Cape Verde’s ruling party has maintained its control of the legislature after an election dominated by the coronavirus pandemic.
The West African archipelago nation’s electoral commission announced formal results on Monday.
Prime Minister Ulisses Correia e Silva’s Movement for Democracy (Mpd) won 37 out of 72 seats in the national assembly, giving the party an absolute majority, according to the commission. The 58-year-old had already claimed victory on Sunday evening after results showed his party had won 36 seats.
The African Party for the Independence of Cape Verde (PAICV), a socialist party that was the MpD’s main contender, won 29 seats.
The archipelago of 550,000 people lying around 950 kilometres (600 miles) off the coast of Senegal, Cape Verde is hailed as a bastion of democracy in Africa.
Border closures during the coronavirus pandemic have cut off its beaches and mountains from the tourists that normally flock there.
The economy shrank by 14 percent in 2020, according to the International Monetary Fund.
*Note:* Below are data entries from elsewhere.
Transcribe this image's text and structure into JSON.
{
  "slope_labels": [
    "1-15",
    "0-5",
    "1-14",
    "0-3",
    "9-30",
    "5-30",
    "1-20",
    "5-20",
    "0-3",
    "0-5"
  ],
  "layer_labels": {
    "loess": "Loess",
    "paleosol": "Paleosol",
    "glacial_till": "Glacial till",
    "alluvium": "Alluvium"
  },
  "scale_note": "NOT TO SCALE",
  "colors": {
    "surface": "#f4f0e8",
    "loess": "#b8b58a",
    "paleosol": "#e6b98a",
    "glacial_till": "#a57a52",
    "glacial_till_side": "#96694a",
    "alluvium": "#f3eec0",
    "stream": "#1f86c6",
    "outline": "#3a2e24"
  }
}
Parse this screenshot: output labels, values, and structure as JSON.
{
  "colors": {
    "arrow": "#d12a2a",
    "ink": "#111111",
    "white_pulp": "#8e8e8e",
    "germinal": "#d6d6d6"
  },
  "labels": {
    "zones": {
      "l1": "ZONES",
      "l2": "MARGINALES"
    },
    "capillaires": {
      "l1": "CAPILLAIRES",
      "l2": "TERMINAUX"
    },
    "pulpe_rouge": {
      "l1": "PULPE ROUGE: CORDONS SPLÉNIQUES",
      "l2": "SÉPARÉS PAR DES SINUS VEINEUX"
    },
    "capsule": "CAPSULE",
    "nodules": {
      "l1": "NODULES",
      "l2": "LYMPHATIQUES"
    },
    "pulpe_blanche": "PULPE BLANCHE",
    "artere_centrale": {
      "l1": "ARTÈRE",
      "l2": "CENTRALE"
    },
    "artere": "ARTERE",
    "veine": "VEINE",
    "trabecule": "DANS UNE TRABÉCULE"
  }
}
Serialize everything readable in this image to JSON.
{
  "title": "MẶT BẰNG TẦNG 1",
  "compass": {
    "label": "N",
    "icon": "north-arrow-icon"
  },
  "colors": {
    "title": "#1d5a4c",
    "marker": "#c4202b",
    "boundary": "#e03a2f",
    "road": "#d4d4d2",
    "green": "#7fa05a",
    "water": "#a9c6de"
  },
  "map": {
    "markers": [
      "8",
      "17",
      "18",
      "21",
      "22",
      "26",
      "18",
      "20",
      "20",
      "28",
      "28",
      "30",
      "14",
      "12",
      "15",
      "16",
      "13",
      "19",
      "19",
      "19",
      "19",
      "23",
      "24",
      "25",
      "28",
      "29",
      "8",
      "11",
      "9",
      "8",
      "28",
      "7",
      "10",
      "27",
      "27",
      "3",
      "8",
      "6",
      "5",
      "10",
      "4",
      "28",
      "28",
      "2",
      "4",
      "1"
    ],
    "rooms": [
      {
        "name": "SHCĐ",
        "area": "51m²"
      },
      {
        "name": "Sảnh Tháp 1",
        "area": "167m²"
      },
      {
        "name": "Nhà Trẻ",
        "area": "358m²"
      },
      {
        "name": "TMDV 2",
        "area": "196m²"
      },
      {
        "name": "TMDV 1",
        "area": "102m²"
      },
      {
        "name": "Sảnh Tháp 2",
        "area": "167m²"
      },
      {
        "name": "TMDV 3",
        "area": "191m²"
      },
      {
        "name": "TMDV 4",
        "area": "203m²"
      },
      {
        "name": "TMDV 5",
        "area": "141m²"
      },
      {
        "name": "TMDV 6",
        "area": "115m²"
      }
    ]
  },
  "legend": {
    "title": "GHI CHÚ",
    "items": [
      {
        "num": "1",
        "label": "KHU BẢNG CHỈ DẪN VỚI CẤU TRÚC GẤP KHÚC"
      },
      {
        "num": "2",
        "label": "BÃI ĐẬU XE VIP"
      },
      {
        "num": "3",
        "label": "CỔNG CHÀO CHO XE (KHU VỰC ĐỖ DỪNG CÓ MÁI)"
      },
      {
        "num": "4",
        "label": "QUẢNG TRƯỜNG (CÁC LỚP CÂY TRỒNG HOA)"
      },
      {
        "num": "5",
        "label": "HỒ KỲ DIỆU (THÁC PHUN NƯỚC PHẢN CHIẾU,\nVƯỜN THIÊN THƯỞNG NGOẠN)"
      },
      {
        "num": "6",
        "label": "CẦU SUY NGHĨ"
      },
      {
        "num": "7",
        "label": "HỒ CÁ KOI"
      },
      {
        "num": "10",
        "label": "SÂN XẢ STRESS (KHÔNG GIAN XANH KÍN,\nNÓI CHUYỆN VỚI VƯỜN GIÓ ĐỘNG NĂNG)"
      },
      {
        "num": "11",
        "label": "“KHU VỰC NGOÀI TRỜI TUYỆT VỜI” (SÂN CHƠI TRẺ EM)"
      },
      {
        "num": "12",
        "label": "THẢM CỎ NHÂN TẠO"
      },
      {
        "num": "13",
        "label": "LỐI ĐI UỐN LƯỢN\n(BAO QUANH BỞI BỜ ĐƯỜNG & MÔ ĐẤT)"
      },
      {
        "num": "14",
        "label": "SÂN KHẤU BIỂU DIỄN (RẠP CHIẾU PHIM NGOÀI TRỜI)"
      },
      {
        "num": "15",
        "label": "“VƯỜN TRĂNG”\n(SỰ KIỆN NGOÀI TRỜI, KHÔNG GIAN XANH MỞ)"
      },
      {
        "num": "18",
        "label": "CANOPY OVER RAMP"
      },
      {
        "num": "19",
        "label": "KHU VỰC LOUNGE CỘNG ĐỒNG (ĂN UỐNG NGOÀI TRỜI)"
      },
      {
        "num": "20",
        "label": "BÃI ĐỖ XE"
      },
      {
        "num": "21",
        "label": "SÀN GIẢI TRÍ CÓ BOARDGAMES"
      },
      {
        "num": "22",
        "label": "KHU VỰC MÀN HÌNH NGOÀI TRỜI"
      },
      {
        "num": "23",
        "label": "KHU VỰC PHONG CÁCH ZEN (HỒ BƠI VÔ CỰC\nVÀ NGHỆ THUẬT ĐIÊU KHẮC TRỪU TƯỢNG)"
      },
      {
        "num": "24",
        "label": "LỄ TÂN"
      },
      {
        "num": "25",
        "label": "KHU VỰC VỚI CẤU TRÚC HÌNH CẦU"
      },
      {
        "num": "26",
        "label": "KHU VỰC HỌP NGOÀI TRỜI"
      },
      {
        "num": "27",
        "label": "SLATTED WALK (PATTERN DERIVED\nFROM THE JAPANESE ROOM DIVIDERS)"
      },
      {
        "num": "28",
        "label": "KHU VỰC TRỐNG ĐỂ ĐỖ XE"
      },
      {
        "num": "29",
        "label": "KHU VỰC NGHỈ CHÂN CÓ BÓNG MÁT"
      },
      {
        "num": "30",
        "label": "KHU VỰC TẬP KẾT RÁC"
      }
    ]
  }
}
It is expected to grow by 5.8 percent in 2021. There have been 20,466 COVID-19 infections and 192 COVID-related deaths, Johns Hopkins University data shows.
“This is a victory of justice, a fair victory for what we have done and what we have faced during these last five difficult years, with three consecutive years of drought and the COVID-19 pandemic,” Silva told the media on Sunday evening.
PAICV leader Janira Hopffer Almada, who had hoped to become the country’s first woman prime minister, conceded defeat on Sunday evening and said she would step down as party leader.
Al Jazeera’s Nicolas Haque, reporting from Cape Verde’s capital Praia, said that it was up to Silva to put words into action, as he has promised jobs and to jump-start the economy.
In an interview with Al Jazeera, the prime minister admitted his country is facing unprecedented challenges.
“With three years of severe drought, the worst of the last 37 years impacting the life of families and the farming sector, add to that, more than a year of pandemic and we faced the worst economic and social health crisis in Cape Verde that we’ve ever experienced,” Silva said.
“Still we manage to protect companies, jobs and protect people’s income.”
Haque said the people of Cape Verde see in the ruling party’s slogan “a steady path, hope for change in their circumstances, and the country’s future”.